From The Collaborative International Dictionary of English v.0.48 [gcide]:

  Demency \De"men*cy\, n. [L. dementia, fr. demens mad. See
     {Dement}.]
     Dementia; loss of mental powers. See {Insanity}.
     [1913 Webster]

From Bouvier's Law Dictionary, Revised 6th Ed (1856) [bouvier]:



  DEMENCY, dementia, med. jur. A defect, hebetude, or imbecility of the under 
  standing, general or partial, but confined to individual faculties of the 
  mind, particularly those concerned in associating and comparing ideas, 
  whence proceeds great, confusion and incapacity in arranging the thoughts. 1 
  Chit. Med. Jur. 351; Cyclop. Practical Med. tit. Insanity; Ray, Med. Jur. 
  ch. 9; 1 Beck's Med. Jur. 547. 
       2. Demency is attended with a general enfeeblement of the moral and 
  intellectual faculties, consequence of age or disease, which were originally 
  well developed and sound.

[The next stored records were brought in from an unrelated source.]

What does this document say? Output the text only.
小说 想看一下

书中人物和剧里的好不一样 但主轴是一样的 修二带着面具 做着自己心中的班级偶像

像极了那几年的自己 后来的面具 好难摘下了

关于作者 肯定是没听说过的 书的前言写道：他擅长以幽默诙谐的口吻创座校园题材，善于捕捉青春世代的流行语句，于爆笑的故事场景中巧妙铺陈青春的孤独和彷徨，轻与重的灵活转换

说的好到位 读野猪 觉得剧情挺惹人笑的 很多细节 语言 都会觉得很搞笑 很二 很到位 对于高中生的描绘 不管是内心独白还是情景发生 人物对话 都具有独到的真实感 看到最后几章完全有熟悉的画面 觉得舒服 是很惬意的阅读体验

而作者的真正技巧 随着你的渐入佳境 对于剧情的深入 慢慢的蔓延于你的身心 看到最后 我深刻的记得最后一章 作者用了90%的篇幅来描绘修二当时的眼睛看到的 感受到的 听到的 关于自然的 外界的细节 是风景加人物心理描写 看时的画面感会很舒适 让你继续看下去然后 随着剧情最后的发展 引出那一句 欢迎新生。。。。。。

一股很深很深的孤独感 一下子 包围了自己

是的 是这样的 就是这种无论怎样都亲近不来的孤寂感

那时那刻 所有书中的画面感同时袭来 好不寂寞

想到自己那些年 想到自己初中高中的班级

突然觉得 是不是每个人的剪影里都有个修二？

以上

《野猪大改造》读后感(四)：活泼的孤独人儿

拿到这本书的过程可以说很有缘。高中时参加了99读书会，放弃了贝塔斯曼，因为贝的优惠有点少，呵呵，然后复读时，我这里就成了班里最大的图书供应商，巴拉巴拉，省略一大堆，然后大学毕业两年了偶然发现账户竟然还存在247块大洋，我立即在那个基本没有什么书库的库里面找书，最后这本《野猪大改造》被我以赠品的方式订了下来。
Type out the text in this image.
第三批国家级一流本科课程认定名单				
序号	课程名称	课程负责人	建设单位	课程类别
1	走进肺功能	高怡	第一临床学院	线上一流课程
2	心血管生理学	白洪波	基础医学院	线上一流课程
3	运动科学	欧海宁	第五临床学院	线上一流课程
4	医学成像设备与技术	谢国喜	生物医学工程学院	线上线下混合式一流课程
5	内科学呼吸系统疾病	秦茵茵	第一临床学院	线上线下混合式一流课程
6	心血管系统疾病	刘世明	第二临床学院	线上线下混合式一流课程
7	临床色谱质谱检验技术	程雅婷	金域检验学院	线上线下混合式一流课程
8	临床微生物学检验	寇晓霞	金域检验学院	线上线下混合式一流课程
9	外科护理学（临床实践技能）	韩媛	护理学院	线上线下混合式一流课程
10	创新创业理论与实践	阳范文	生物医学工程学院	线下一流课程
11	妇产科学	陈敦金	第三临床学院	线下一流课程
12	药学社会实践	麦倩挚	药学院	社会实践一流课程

It is characterised by forgetfulness of the past; 
  indifference to the present and future, and a childish disposition. It 
  differs from idiocy and imbecility. In these latter, the powers of the mind 
  were never possessed, while in demency, they have been lost. 
       3. Demency may also be distinguished from mania, with which it is 
  sometimes confounded. In the former, the mind has lost its strength, and 
  thereby the reasoning faculty is impaired; while in the latter, the madness 
  arises from an exaltation of vital power, or from a morbid excess of 
  activity. 
       4. Demency is divided into acute and chronic. The former is a 
  consequence of temporary errors of regimen, fevers, hemorrhages, &c., and is 
  susceptible of cure the latter, or chronic demency, may succeed mania, 
  apoplexy, epilepsy, masturbation, and drunkenness, but is generally that 
  incurable decay of the mind which occurs in old age. 
       5. When demency has been fully established in its last stages, the acts 
  of the individual of a civil nature will be void, because the party had no 
  consenting mind. Vide Contracts; Wills; 2 Phillim. R. 449. Having no legal 
  will or intention, he cannot of course commit a crime. Vide Insanity; Mania.